Merge overlapping numeric ranges into continuous r

2020-06-06 02:32发布

问题:

I am trying to merge a range of genomic coordinates into continuous ranges, with an additional option for merging across gaps.

For example, if I had the genomic ranges [[0, 1000], [5, 1100]] I would want the result to be [0, 1100]. If the offset option was set to 100, and the input was [[0, 1000], [1090, 1000]] I would once again want the result to be [0, 1100].

I have implemented a way of doing this that steps through the alignments sequentially and tries to merge on the previous ending position and next starting position, but it fails because the actual results have varying lengths. For example I have the results [[138, 821],[177, 1158], [224, 905], [401, 1169]] in my list sorted by the start positions. The answer to that should be [138, 1169] but I instead get [[138, 1158], [177, 905], [224, 1169]]. Obviously I need to take more into account than just the previous ending and the next start, but I haven't found a good solution (preferably one that isn't a huge nest of if statements). Anyone have any suggestions?
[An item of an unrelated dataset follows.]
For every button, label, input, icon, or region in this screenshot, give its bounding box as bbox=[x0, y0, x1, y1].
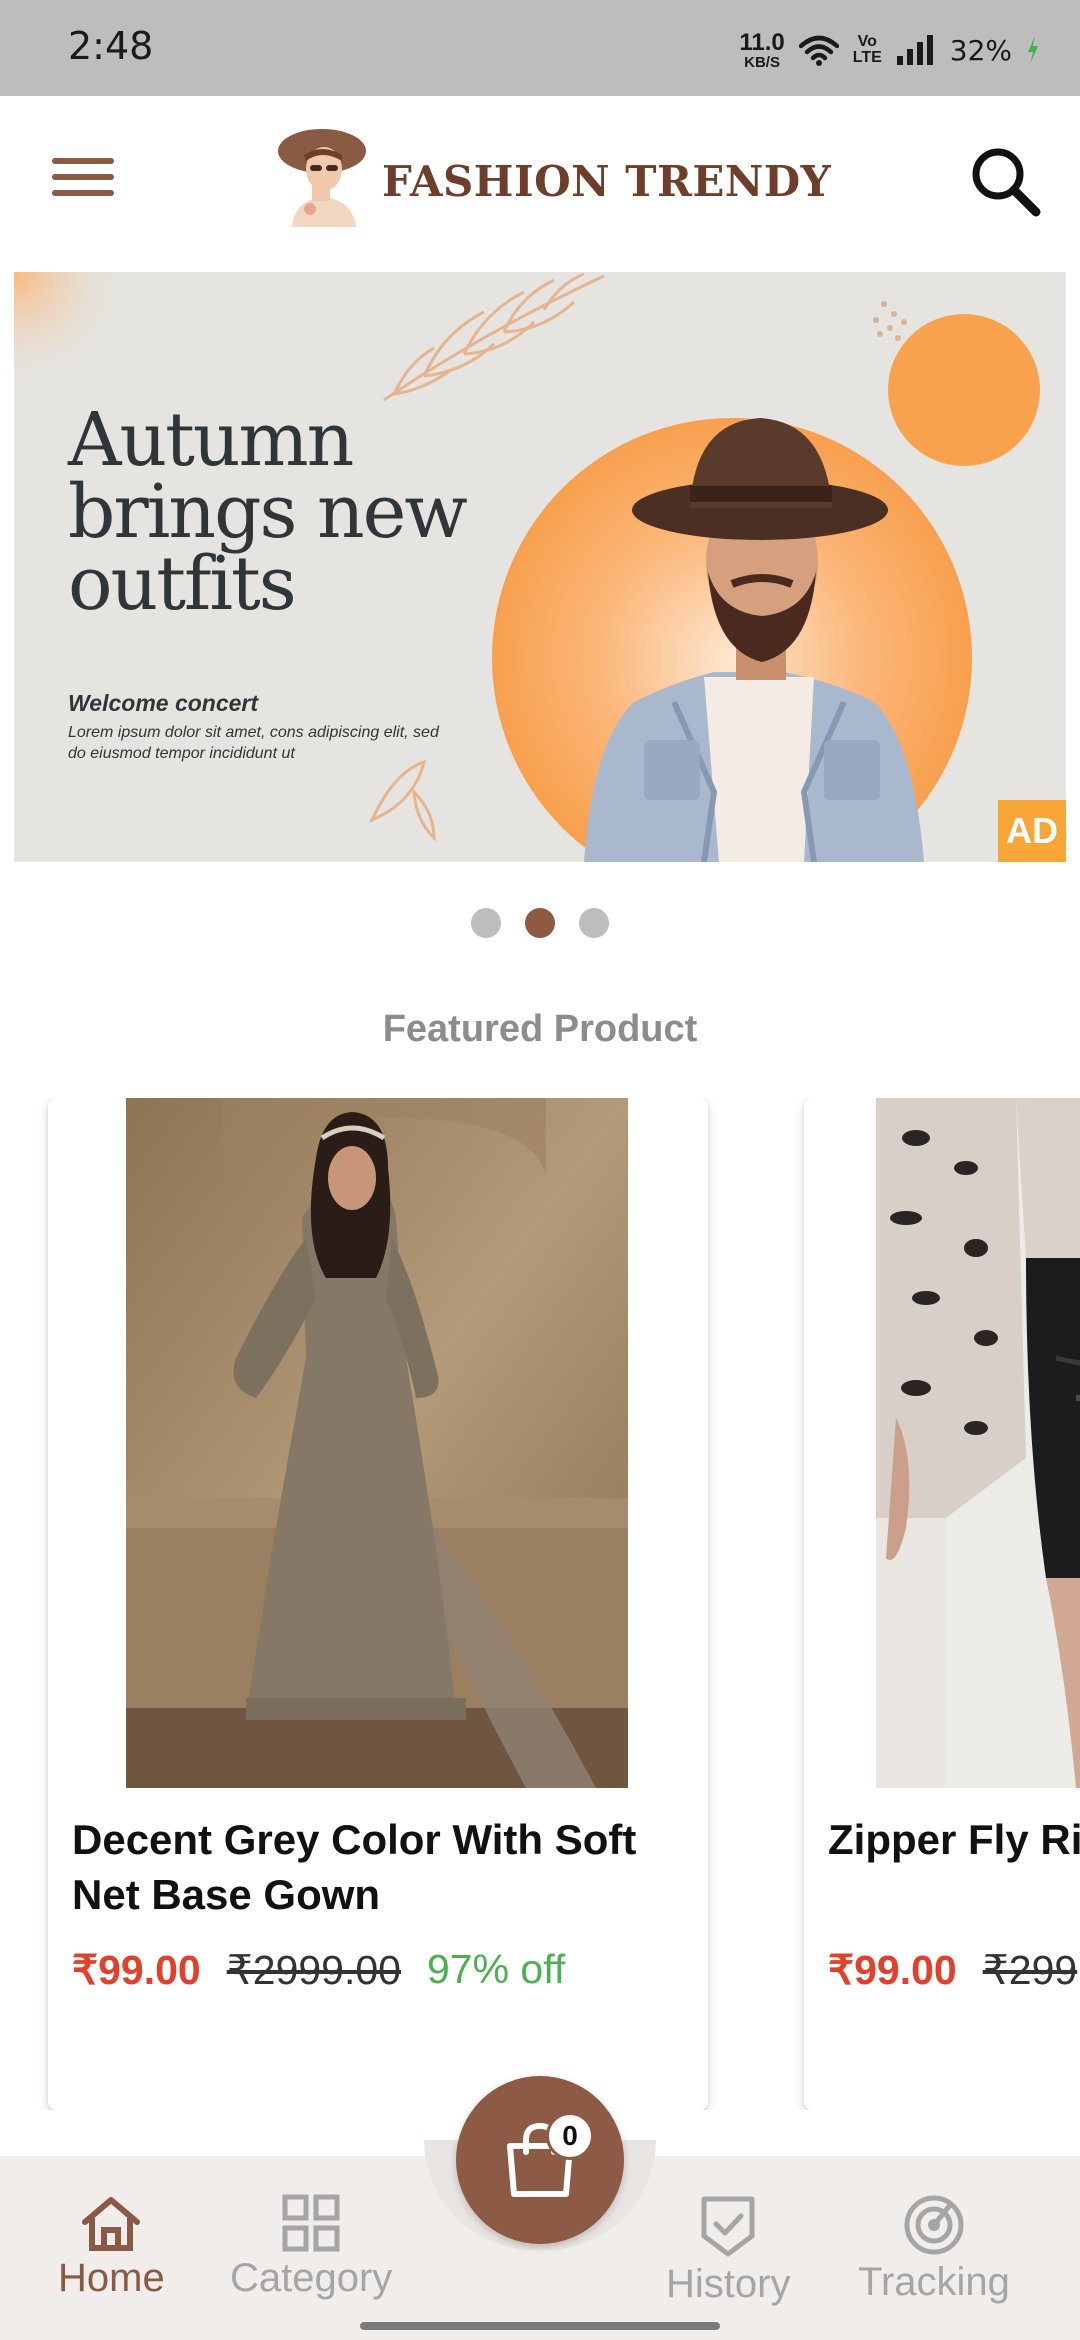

def overlap_alignments(align, gene, overlap):
    #make sure alignments are sorted first by chromosome then by start pos on chrom
    align = sorted(align, key = lambda x: (x[0], x[1]))
    merged = list()
    for i in xrange(1, len(align)):
        prv, nxt = align[i-1], align[i]
        if prv[0] == nxt[0] and prv[2] + overlap >= nxt[1]:
            start, end = prv[1], nxt[2]
            chrom = prv[0]
            merged.append([chrom, start, end, gene])
    return merged

回答1:

Well, how about keeping track of every start and end and the number of ranges where each position belongs to?

def overlap_alignments(align, overlap):
    # create a list of starts and ends
    stends = [ (a[0], 1) for a in align ]
    stends += [ (a[1] + overlap, -1) for a in align ]
    stends.sort(key=lambda x: x[0])

    # now we should have a list of starts and ends ordered by position,
    # e.g. if the ranges are 5..10, 8..15, and 12..13, we have
    # (5,1), (8,1), (10,-1), (12,1), (13,-1), (15,-1)

    # next, we form a cumulative sum of this
    s = 0
    cs = []
    for se in stends:
        s += se[1]
        cs.append((se[0], s))
    # this is, with the numbers above, (5,1), (8,2), (10,1), (12,2), (13,1), (15,0)
    # so, 5..8 belongs to one range, 8..10 belongs to two overlapping range,
    # 10..12 belongs to one range, etc

    # now we'll find all contiguous ranges
    # when we traverse through the list of depths (number of overlapping ranges), a new
    # range starts when the earlier number of overlapping ranges has been 0
    # a range ends when the new number of overlapping ranges is zero 
    prevdepth = 0
    start = 0
    combined = []
    for pos, depth in cs:
        if prevdepth == 0:
            start = pos
        elif depth == 0
            combined.append((start, pos-overlap))
        prevdepth = depth

    return combined

This would be easier to draw than to explain. (And yes, the cumulative sum could be written in a shorter space, but i find it clearer this way.)

To explain this graphically, lets take input ([5,10],[8,15],[12,13],[16,20]) and overlap=1.

.....XXXXXo.............. (5-10)
........XXXXXXXo......... (8-15)
............Xo........... (12-13)
................XXXXo.... (16-20)
.....1112221221111111.... number of ranges at each position
.....----------------.... number of ranges > 0
.....---------------..... overlap corrected (5-20)


回答2:

Python comes batteries included:

from itertools import chain

flatten = chain.from_iterable

LEFT, RIGHT = 1, -1

def join_ranges(data, offset=0):
    data = sorted(flatten(((start, LEFT), (stop + offset, RIGHT))
            for start, stop in data))
    c = 0
    for value, label in data:
        if c == 0:
            x = value
        c += label
        if c == 0:
            yield x, value - offset

if __name__ == '__main__':
    print list(join_ranges([[138, 821], [900, 910], [905, 915]]))
    print list(join_ranges([[138, 821], [900, 910], [905, 915]], 80))

Result:

[(138, 821), (900, 915)]
[(138, 915)]

How it works: we label every start and end point as such, then we sort and afterwards we simply count up for every start point and down for every end point. If we have visited the same number of start and end points, we have a closed (joined) range.